Injective Stability for K_1 of Classical Modules

TL;DR

This paper establishes the injective stabilization bound for K_1 of symplectic groups over certain rings, extending previous results for general linear groups and applying local-global principles to projective and symplectic modules.

Contribution

It proves the stabilization bound for K_1 of symplectic groups over geometrically regular rings and extends results to projective and symplectic modules using local-global techniques.

Findings

The stabilization bound for K_1 of symplectic groups is d+1 over geometrically regular rings.

The bound applies to projective and symplectic modules with specified ranks.

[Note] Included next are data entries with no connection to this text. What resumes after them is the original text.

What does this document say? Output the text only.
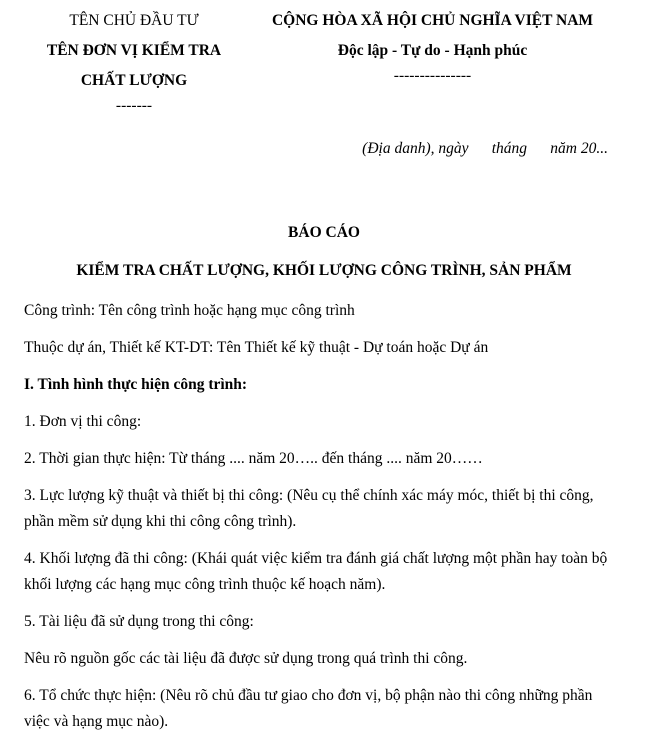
TÊN CHỦ ĐẦU TƯ
TÊN ĐƠN VỊ KIỂM TRA
CHẤT LƯỢNG
-------
CỘNG HÒA XÃ HỘI CHỦ NGHĨA VIỆT NAM
Độc lập - Tự do - Hạnh phúc
---------------
(Địa danh), ngày      tháng      năm 20...
BÁO CÁO
KIỂM TRA CHẤT LƯỢNG, KHỐI LƯỢNG CÔNG TRÌNH, SẢN PHẨM

Công trình: Tên công trình hoặc hạng mục công trình

Thuộc dự án, Thiết kế KT-DT: Tên Thiết kế kỹ thuật - Dự toán hoặc Dự án

I. Tình hình thực hiện công trình:

1. Đơn vị thi công:

2. Thời gian thực hiện: Từ tháng .... năm 20….. đến tháng .... năm 20……

3. Lực lượng kỹ thuật và thiết bị thi công: (Nêu cụ thể chính xác máy móc, thiết bị thi công, phần mềm sử dụng khi thi công công trình).

4. Khối lượng đã thi công: (Khái quát việc kiểm tra đánh giá chất lượng một phần hay toàn bộ khối lượng các hạng mục công trình thuộc kế hoạch năm).

5. Tài liệu đã sử dụng trong thi công:

Nêu rõ nguồn gốc các tài liệu đã được sử dụng trong quá trình thi công.

6. Tổ chức thực hiện: (Nêu rõ chủ đầu tư giao cho đơn vị, bộ phận nào thi công những phần việc và hạng mục nào).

The results extend previous bounds for general linear groups to symplectic groups.

Abstract

In 1994, the second author and W. van der Kallen showed that the injective stabilization bound for K_1 of general linear group is d+1 over a regular affine algebra over a perfect C_1-field, where d is the krull dimension of the base ring and it is finite and at least 2. In this article we prove that the injective stabilization bound for K_1 of the symplectic group is d+1 over a geometrically regular ring containing a field, where d is the stable dimension of the base ring and it is finite and at least 2. Then using the Local-Global Principle for the transvection subgroup of the automorphism group of projective and symplectic modules we show that the injective stabilization bound is d+1 for k_1 of projective and symplectic modules of global rank at least 1 and local rank at least 3 respectively in each of the two cases above.